A man who claimed he helped organize those inside the prison told The Associated Press in a phone call that he and his accomplices obtained copies of the keys for the cells ahead of time from "friends." He did not say who those friends were, but his comments suggested possible collusion by prison guards.

The Guardian newspaper published graphic details of the Taliban operation:

 According to people involved in the break-out, the Taliban's great escape began with a team of  18 insurgents on the outside spending five months burrowing hundreds of metres underground  through the brown soil west of Kandahar city and into Sarpoza prison, taking their tunnel right into  the prison's political section where hundreds of Taliban were held.

 As the great escape was a break-in rather than a break-out, there was no need to surreptitiously  get rid of the earth inside the camp; according to one local media report, the Kandahar plotters  simply sold lorry loads of the earth in the city's bazaar from a tunnel stretching a reported 320  metres.

 According to one of the escapees, the tunnel was of sufficient diameter and high enough for the  prisoners to stand upright for most of their walk to freedom.
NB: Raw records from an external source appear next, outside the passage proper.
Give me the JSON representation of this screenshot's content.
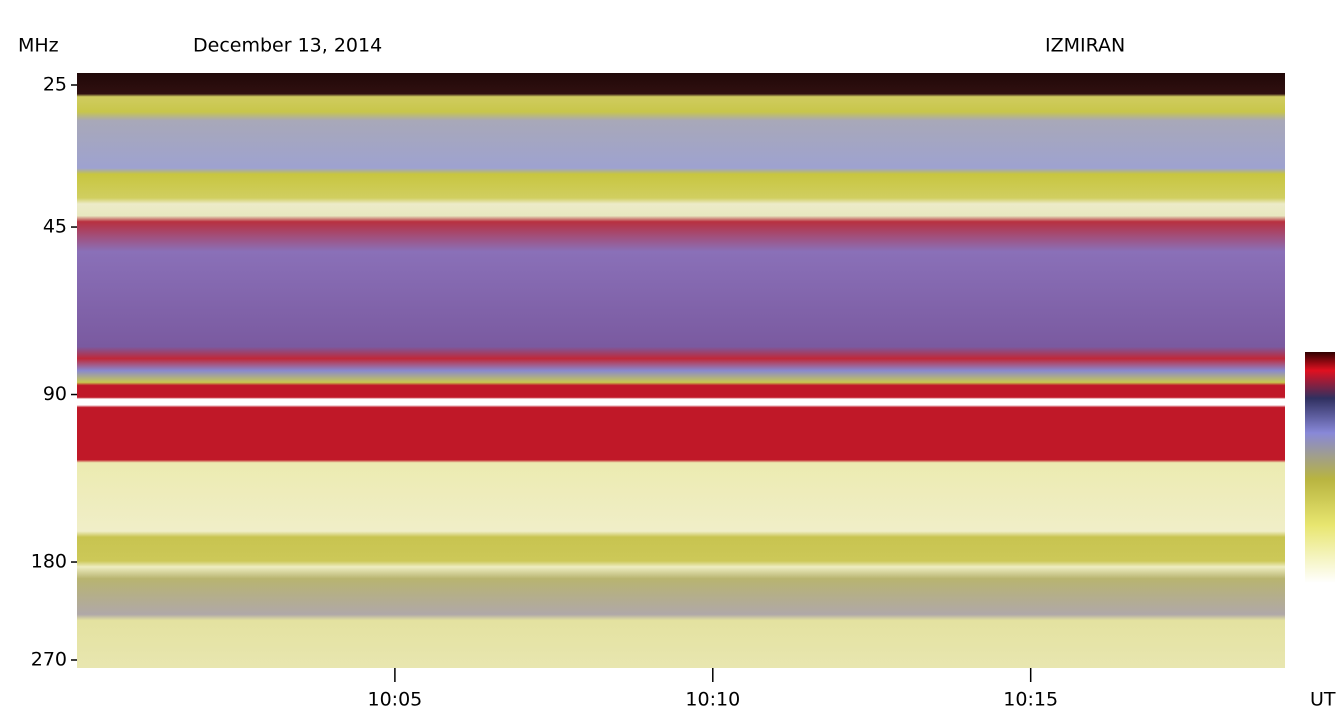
{
  "chart_data": {
    "type": "spectrogram",
    "title": "December 13, 2014",
    "source": "IZMIRAN",
    "y_label": "MHz",
    "x_label": "UT",
    "y_log": true,
    "y_inverted": true,
    "ylim": [
      25,
      270
    ],
    "yticks": [
      25,
      45,
      90,
      180,
      270
    ],
    "xlim": [
      "10:00",
      "10:19"
    ],
    "xticks": [
      "10:05",
      "10:10",
      "10:15"
    ]
  }
}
Sections were lit by electric light and  ventilated with fans, he said.

 When the escapee prisoners got to a construction company compound at the end of the tunnel,  they were met by their commanders and taken off in cars to safe locations.

The Pakistani Taliban have perhaps taken cue from the Afghan Taliban to secure release of their comrades.
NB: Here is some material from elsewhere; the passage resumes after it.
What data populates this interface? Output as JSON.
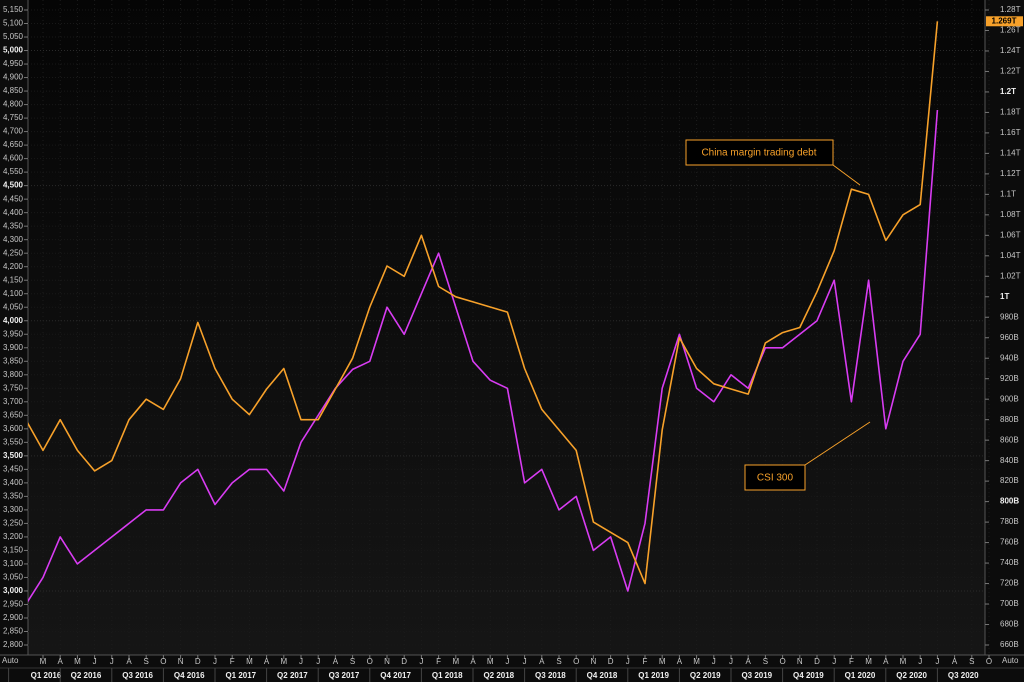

It may also be pointed out that the Taliban attacks on prisons came in the wake of US-financed military operations in Pakistan’s tribal territories along the border with Afghanistan.

The military operations, which have killed thousands of people and displaced hundreds of thousands others, continued behind a smoke screen. The mercenary army has taken thousands of 'militants' into custody since the operation was launched in 2004 at the behest of Washington.

Prime Minister Nawaz Sharif, whose Muslim League-Nawaz Party captured absolute majority seats in the parliament in May 11's tainted general elections, has shown inclination to hold peace talks with the TTP but Washington is against such talks.

Abdus Sattar Ghazali is the Chief Editor of the Journal of America.